If you are travelling along the Samdrupjongkhar-Dewathang highway, you will see a group of women uprooting seedlings everyday.

The women are looking for teak seedlings, which they claim is the new business in town. They raise the seedlings for a year and sell it to foresters, who then supply it to villagers.

A Samdrupjongkhar resident, Paro Zangmo, 56, said she started planting teak seedlings two years ago. “It doesn’t require any work and the seedlings grow fast.”

She said she plants the saplings in her vegetable garden and fetches Nu 10,000 to 15,000 a year by selling it next year. “I sell about 1,000 to 1,500 saplings every year.”

With everyone into the business, they claim that they can get the saplings only along the highway.

Seldon, 52, from Kurtoe said although the business is attractive, it is difficult to raise the saplings since it gets damaged in heat and heavy downpour.
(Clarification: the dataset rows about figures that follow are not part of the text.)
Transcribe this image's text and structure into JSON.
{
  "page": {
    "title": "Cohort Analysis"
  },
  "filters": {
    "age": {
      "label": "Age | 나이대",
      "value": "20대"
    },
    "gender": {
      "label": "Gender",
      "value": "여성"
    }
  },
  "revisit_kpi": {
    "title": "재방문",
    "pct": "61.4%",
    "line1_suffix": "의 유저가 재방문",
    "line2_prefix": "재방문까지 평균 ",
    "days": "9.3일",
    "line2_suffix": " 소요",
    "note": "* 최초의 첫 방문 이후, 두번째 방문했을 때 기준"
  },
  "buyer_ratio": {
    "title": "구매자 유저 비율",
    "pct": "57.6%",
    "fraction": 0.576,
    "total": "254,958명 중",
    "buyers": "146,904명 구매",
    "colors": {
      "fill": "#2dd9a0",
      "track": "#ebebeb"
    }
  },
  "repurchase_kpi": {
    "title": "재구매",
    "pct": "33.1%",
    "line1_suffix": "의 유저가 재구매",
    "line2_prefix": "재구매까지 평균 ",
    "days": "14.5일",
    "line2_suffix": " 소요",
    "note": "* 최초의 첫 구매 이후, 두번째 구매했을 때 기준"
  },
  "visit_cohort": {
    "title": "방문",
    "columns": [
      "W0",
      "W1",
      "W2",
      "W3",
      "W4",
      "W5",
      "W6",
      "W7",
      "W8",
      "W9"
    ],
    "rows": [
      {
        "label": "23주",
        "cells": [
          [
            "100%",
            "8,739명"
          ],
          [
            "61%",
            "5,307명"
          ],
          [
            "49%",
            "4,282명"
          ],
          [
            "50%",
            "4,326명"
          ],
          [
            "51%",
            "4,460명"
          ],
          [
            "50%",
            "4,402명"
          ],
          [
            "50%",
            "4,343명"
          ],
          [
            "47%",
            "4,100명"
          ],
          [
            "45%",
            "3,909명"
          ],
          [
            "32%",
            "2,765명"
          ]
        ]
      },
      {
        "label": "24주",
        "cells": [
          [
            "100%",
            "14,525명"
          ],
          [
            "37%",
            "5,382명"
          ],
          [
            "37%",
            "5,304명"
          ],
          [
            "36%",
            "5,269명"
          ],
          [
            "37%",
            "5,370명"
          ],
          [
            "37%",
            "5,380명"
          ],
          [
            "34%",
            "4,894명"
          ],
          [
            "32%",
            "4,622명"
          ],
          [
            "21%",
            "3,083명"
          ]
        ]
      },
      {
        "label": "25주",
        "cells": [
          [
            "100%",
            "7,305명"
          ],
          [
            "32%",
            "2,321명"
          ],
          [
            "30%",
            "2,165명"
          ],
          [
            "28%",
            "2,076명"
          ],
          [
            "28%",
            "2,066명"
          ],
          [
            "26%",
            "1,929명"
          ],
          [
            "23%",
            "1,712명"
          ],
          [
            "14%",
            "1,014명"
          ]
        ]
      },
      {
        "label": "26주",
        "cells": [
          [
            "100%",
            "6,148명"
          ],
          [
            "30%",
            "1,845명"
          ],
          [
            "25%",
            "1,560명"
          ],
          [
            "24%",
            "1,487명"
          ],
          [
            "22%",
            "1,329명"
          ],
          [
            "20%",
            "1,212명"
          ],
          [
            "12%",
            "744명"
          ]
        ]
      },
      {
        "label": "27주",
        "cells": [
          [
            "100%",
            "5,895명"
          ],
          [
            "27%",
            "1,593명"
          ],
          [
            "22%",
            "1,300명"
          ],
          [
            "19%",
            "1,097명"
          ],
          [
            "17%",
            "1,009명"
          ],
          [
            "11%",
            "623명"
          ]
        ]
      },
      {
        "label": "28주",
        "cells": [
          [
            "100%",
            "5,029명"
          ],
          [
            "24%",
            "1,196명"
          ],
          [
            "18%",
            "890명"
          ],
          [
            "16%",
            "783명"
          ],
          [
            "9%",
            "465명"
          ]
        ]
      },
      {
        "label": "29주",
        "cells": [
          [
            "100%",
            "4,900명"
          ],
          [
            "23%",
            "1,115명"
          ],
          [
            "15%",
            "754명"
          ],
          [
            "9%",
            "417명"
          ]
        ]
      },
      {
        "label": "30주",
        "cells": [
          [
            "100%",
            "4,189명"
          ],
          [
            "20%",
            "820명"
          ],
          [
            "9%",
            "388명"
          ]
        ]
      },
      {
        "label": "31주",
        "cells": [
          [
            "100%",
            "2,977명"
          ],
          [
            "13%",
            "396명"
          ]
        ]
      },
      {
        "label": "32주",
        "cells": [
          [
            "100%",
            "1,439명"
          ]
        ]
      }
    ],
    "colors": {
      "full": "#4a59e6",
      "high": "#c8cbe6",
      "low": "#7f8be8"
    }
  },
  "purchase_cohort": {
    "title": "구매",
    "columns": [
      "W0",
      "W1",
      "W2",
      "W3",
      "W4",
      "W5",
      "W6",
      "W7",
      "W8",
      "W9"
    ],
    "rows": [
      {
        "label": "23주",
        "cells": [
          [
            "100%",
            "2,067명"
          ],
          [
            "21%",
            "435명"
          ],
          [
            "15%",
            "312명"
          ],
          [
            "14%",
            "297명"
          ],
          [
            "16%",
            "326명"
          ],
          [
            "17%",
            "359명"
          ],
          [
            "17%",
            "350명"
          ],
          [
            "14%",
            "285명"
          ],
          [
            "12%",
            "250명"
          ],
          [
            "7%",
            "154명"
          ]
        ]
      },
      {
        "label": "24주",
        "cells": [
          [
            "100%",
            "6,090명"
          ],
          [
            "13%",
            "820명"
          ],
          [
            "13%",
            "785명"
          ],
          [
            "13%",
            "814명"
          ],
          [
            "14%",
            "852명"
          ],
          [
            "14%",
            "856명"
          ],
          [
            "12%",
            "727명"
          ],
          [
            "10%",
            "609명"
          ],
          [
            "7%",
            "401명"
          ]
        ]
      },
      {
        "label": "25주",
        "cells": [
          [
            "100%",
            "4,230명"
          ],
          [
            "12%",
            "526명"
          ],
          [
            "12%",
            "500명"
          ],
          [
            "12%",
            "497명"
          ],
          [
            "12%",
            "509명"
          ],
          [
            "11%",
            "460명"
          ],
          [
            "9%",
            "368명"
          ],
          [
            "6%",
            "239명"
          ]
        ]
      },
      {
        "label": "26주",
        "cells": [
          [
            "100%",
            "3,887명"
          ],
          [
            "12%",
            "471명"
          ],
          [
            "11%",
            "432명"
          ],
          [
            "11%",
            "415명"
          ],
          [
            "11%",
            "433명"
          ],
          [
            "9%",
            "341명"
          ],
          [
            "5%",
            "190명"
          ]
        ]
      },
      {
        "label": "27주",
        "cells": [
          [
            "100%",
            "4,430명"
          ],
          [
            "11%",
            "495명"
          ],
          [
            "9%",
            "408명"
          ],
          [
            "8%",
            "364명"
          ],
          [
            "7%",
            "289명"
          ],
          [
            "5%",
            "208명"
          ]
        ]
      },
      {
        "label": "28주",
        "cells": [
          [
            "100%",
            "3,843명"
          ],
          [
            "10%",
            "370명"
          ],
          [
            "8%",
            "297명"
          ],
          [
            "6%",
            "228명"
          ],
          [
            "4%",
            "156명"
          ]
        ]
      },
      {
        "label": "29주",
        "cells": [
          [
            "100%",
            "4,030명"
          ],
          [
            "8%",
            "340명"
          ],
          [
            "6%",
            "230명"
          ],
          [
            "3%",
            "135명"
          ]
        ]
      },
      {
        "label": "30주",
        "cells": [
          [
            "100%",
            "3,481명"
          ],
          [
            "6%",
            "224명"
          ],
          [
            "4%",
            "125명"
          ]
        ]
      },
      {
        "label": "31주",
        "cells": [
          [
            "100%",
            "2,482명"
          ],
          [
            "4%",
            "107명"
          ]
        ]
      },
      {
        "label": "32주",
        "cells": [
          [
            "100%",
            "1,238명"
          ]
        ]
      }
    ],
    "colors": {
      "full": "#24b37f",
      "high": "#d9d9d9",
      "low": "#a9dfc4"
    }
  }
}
She said she could only sell 500 saplings of the 2,000 seedlings she raised.

Forest officials buy the saplings from them on June 2, coinciding with the social forestry day. “I earn Nu 5,000 to 10,000 every year.”

Meanwhile, Mendrel Chezom, 50, is trying the business this year and has planted about 100 seedlings. “I am trying because everyone is saying it is worth,” she said adding that it’s difficult to get 50 to 60 saplings a day.

For Dorji Dema, 31, it has been two years since she started raising the saplings. “It is easy money for poor people like us.”

Although there is no dearth of market to sell the saplings, the women are worried that they would run out of seedlings. “Everyone goes to collect the saplings along the highway and I am worried it will run out,” Dorji Dema said.

Meanwhile, teak is one of the most sought after timbers in the country. It is also considered to be attractive, durable, light, and has good resistance to termite, fungus and weathering.